In order to have a complex economy capable of producing and exporting products with high added value, you need a lot of human capital*, if you don't have enough of that, then you end up depending on simple and dumb activities like agriculture and mining. Of course, there is a lot of technology evolved in agriculture and mining, but you can always import the machines and other technologies to dig the ground in your country.
This is clearly the pattern when one looks at the world. What do Poland, Finland, Hungary, Sweden, Slovenia, Switzerland, Slovakia, Ireland, Israel, the US, South Korea, Japan, Taiwan, Hong Kong, Singapore and China have in common? It's not that they were colonies, or weren't colonies, or had colonies, it's that they have high human capital, enough to have complex economies.
The only countries that achieve a high GDP per capita without a complex economy are countries with huge amounts of natural resources per capita, and it is almost always oil, although countries like Botswana benefit from high density of other resources, and small countries that receive a lot of tourism and finance.
As someone mentioned, it's important to understand that the whole world was poor before the Industrial Revolution, albeit with some variation, and Europe started to get relatively rich in the 1300s, but that's relative to that time.

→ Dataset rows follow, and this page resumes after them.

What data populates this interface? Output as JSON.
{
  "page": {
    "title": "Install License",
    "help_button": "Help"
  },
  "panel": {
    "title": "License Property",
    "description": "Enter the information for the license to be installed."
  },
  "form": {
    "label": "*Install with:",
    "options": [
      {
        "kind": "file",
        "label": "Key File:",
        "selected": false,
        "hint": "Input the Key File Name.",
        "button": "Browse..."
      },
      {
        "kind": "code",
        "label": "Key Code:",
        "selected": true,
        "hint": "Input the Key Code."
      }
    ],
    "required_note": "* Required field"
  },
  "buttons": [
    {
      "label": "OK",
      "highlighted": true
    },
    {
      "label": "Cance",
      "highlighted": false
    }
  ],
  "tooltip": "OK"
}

Before the Industrial Revolution, people in sedentary societies mostly did subsistence agriculture everywhere. It is the explosion in technical and scientific innovation that created the possibility of prosperity as we know it, and it is differences in the ability to recreate and create those advances in technical and scientific fields that distinguish countries in their incomes today.

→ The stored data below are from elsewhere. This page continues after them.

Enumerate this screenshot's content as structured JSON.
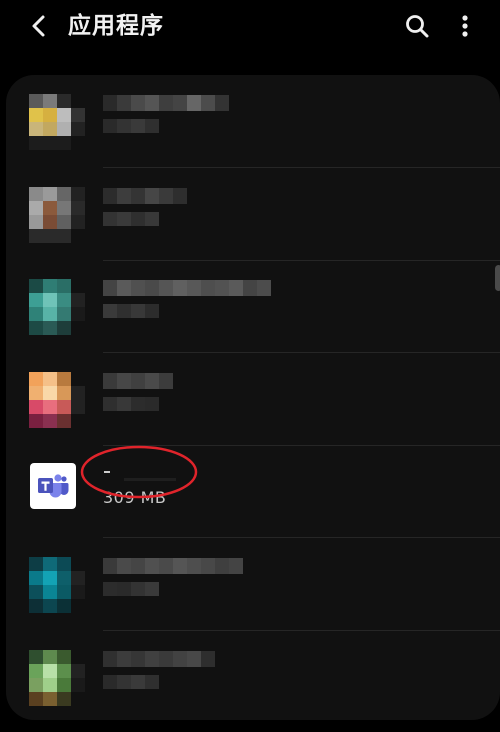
{
  "header": {
    "title": "应用程序",
    "back_icon": "chevron-left-icon",
    "search_icon": "search-icon",
    "more_icon": "more-vertical-icon"
  },
  "apps": [
    {
      "name_visible": "",
      "size": "",
      "blurred": true,
      "icon_colors": [
        "#5a5a5a",
        "#7a7a7a",
        "#2a2a2a",
        "#111",
        "#e0c24a",
        "#d6b040",
        "#bdbdbd",
        "#333",
        "#c9b57a",
        "#c2a860",
        "#b0b0b0",
        "#222",
        "#1c1c1c",
        "#1c1c1c",
        "#1c1c1c",
        "#111"
      ]
    },
    {
      "name_visible": "",
      "size": "",
      "blurred": true,
      "icon_colors": [
        "#8a8a8a",
        "#9a9a9a",
        "#666",
        "#222",
        "#aaaaaa",
        "#8b5a3c",
        "#777",
        "#2a2a2a",
        "#999",
        "#7a4c35",
        "#606060",
        "#222",
        "#2a2a2a",
        "#2a2a2a",
        "#2a2a2a",
        "#111"
      ]
    },
    {
      "name_visible": "",
      "size": "",
      "blurred": true,
      "icon_colors": [
        "#1b4a45",
        "#2f7d74",
        "#2a6e66",
        "#111",
        "#3d9f94",
        "#6fc3b8",
        "#3a8c82",
        "#222",
        "#2f8278",
        "#58b3a7",
        "#347a72",
        "#1a1a1a",
        "#1d4a45",
        "#2a5a55",
        "#1e3d3a",
        "#111"
      ]
    },
    {
      "name_visible": "",
      "size": "",
      "blurred": true,
      "icon_colors": [
        "#f2a25a",
        "#f5c088",
        "#b87a3e",
        "#111",
        "#f0b070",
        "#f9d8a8",
        "#d89858",
        "#222",
        "#d84a68",
        "#e86e7e",
        "#c85a58",
        "#222",
        "#7a2040",
        "#8a3050",
        "#6a3030",
        "#111"
      ]
    },
    {
      "name_visible": "",
      "size": "309 MB",
      "blurred": false,
      "icon": "teams-icon"
    },
    {
      "name_visible": "",
      "size": "",
      "blurred": true,
      "icon_colors": [
        "#0d3d45",
        "#0f6a78",
        "#0c4a55",
        "#111",
        "#0a7a8a",
        "#13a3b5",
        "#0e5f6a",
        "#222",
        "#0c4f5a",
        "#0a8595",
        "#0b5a64",
        "#1a1a1a",
        "#0d2f36",
        "#0c4650",
        "#0b3036",
        "#111"
      ]
    },
    {
      "name_visible": "",
      "size": "",
      "blurred": true,
      "icon_colors": [
        "#2f4f2f",
        "#5e8a4e",
        "#3a5a2e",
        "#111",
        "#6aa35a",
        "#b8e0a8",
        "#5c8f4c",
        "#222",
        "#7aa060",
        "#9fcf8a",
        "#4a7a3a",
        "#1a1a1a",
        "#5a4020",
        "#7a6030",
        "#3a3a20",
        "#111"
      ]
    }
  ],
  "accent": {
    "annotation": "#e0242b",
    "divider": "#262626",
    "card": "#111111"
  }
}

Much of Africa's mineral wealth and that of other commodity exporters only have value because they are bought by industrialized countries. If industrialized countries were to stop buying primary products from poor countries, those countries would just get poorer, and exporting primary products to the international market doesn't stop anyone from getting rich, see Canada and Australia for examples. Income from primary products is fine, what poor countries need is to add to their economies complex manufacturing and services, and in enough quantity to make a difference.

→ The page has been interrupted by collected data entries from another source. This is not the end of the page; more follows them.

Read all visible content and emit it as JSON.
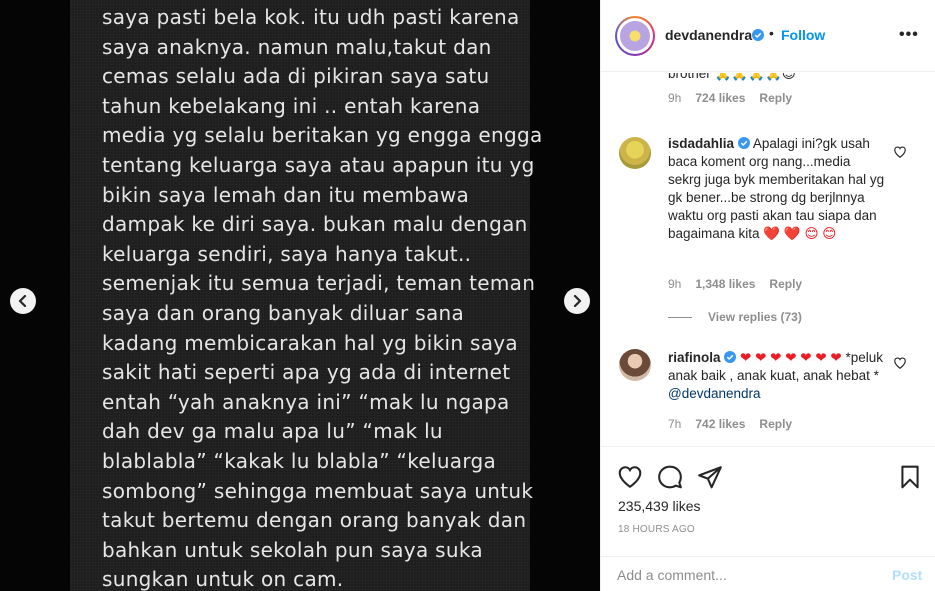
{
  "post": {
    "lines": [
      "saya pasti bela kok. itu udh pasti karena",
      "saya anaknya. namun malu,takut dan",
      "cemas selalu ada di pikiran saya satu",
      "tahun kebelakang ini .. entah karena",
      "media yg selalu beritakan yg engga engga",
      "tentang keluarga saya atau apapun itu yg",
      "bikin saya lemah dan itu membawa",
      "dampak ke diri saya. bukan malu dengan",
      "keluarga sendiri, saya hanya takut..",
      "semenjak itu semua terjadi, teman teman",
      "saya dan orang banyak diluar sana",
      "kadang membicarakan hal yg bikin saya",
      "sakit hati seperti apa yg ada di internet",
      "entah “yah anaknya ini” “mak lu ngapa",
      "dah dev ga malu apa lu” “mak lu",
      "blablabla” “kakak lu blabla” “keluarga",
      "sombong” sehingga membuat saya untuk",
      "takut bertemu dengan orang banyak dan",
      "bahkan untuk sekolah pun saya suka",
      "sungkan untuk on cam."
    ]
  },
  "header": {
    "username": "devdanendra",
    "dot": "•",
    "follow_label": "Follow",
    "more_label": "•••"
  },
  "comments": [
    {
      "text": "brother 🙏🙏🙏🙏😊",
      "time": "9h",
      "likes": "724 likes",
      "reply": "Reply"
    },
    {
      "username": "isdadahlia",
      "text": "Apalagi ini?gk usah baca koment org nang...media sekrg juga byk memberitakan hal yg gk bener...be strong dg berjlnnya waktu org pasti akan tau siapa dan bagaimana kita",
      "emoji": "❤️ ❤️ 😊 😊",
      "time": "9h",
      "likes": "1,348 likes",
      "reply": "Reply",
      "view_replies": "View replies (73)"
    },
    {
      "username": "riafinola",
      "hearts": "❤ ❤ ❤ ❤ ❤ ❤ ❤",
      "text": "*peluk anak baik , anak kuat, anak hebat *",
      "mention": "@devdanendra",
      "time": "7h",
      "likes": "742 likes",
      "reply": "Reply"
    }
  ],
  "actions": {
    "likes": "235,439 likes",
    "time": "18 HOURS AGO"
  },
  "add_comment": {
    "placeholder": "Add a comment...",
    "post_label": "Post"
  },
  "colors": {
    "accent": "#0095f6",
    "post_disabled": "#b2dffc",
    "heart": "#ed1c24"
  }
}
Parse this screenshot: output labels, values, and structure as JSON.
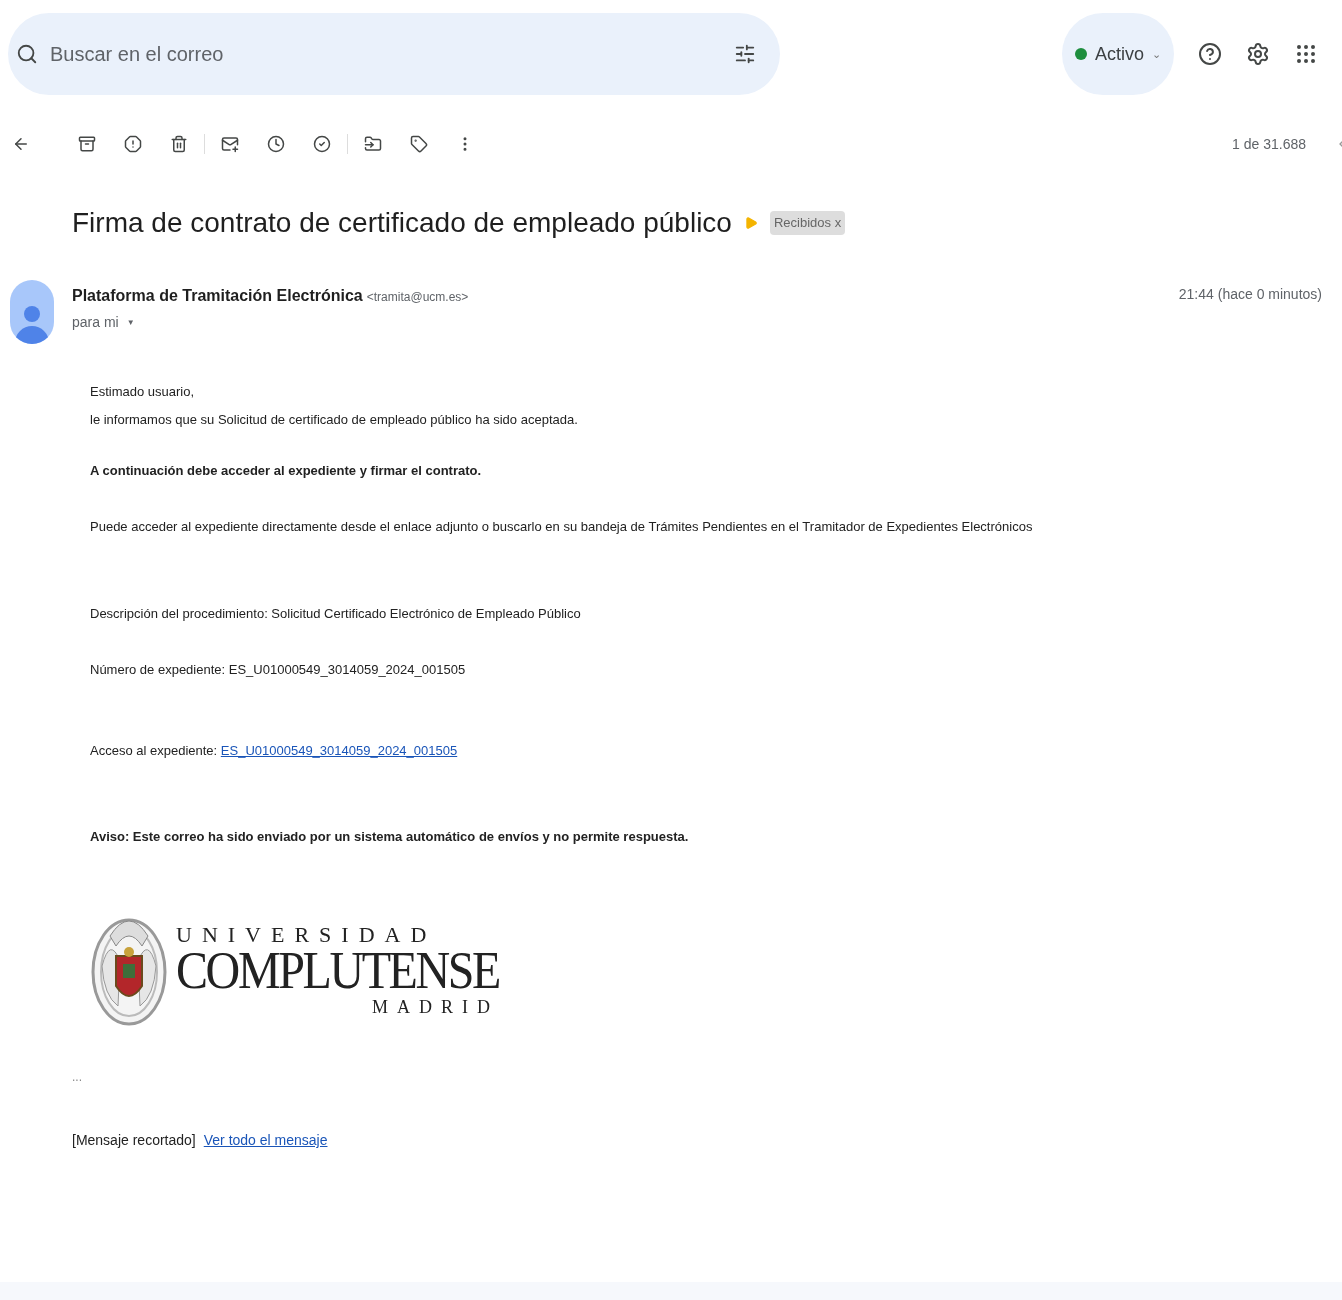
{
  "search": {
    "placeholder": "Buscar en el correo"
  },
  "status": {
    "label": "Activo",
    "caret": "⌄"
  },
  "pagination": {
    "text": "1 de 31.688"
  },
  "message": {
    "subject": "Firma de contrato de certificado de empleado público",
    "labels": [
      {
        "text": "Recibidos",
        "remove": "x"
      }
    ],
    "sender": {
      "name": "Plataforma de Tramitación Electrónica",
      "email": "<tramita@ucm.es>"
    },
    "recipient": "para mi",
    "recipient_caret": "▼",
    "time": "21:44 (hace 0 minutos)",
    "body": [
      {
        "kind": "text",
        "text": "Estimado usuario,"
      },
      {
        "kind": "text",
        "text": "le informamos que su Solicitud de certificado de empleado público ha sido aceptada."
      },
      {
        "kind": "bold",
        "text": "A continuación debe acceder al expediente y firmar el contrato."
      },
      {
        "kind": "text",
        "text": "Puede acceder al expediente directamente desde el enlace adjunto o buscarlo en su bandeja de Trámites Pendientes en el Tramitador de Expedientes Electrónicos"
      },
      {
        "kind": "text",
        "text": "Descripción del procedimiento: Solicitud Certificado Electrónico de Empleado Público"
      },
      {
        "kind": "text",
        "text": "Número de expediente: ES_U01000549_3014059_2024_001505"
      },
      {
        "kind": "link",
        "text": "Acceso al expediente: ",
        "link": "ES_U01000549_3014059_2024_001505"
      },
      {
        "kind": "bold",
        "text": "Aviso: Este correo ha sido enviado por un sistema automático de envíos y no permite respuesta."
      }
    ],
    "logo": {
      "line_1": "UNIVERSIDAD",
      "line_2": "COMPLUTENSE",
      "line_3": "MADRID"
    },
    "ellipsis": "...",
    "trimmed": {
      "text": "[Mensaje recortado]",
      "link": "Ver todo el mensaje"
    }
  }
}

* Human capital can be measured by international tests like PISA. The World Bank has an article on this where they converge the scores of all kinds of international tests.
Overall I like the article, but I disagree with your TLDR summary "Colonialism made economies dependent on export commodities." This seems to be a restatement of Dependency theory, and your article really does not give evidence of it.
Sub-Saharan Africa (like most of the rest of the world) was poor long before the Europeans arrived. The disparity in wealth was in fact the main reason why Europe could conquer Africa in the first place.
I believe that the reason for the discrepancy in development was mainly geography, not colonialism. The geography came long before the colonialism.
Europe clearly founded commodity export industries for their own good, and then after independent the Africans learned how to run those industries themselves. This clearly created the problems for their economy that you outline so well, but having those industries is better than pre-colonial times.
I do not agree that exporting commodities makes it impossible to create higher value-added export industries.You mention that commodity prices drive up currency, which is true, but it is not as if this drove up the price of African manufacturing exports. In general, those industries just did not exist.
I think that it is possible for Africa to follow the path of East Asia in developing high value-added export industries. During times of increasing commodity prices, those commodity exports may in fact give the capital to build new industries.
Unfortunately, commodity exports often lead to kleptocratic governments that do not want their country to become rich. The leaders would rather be rich in a poor country than middle-income in a middle-income nation.
Anyway, you know far more about the economics of African countries than I do. That is my take.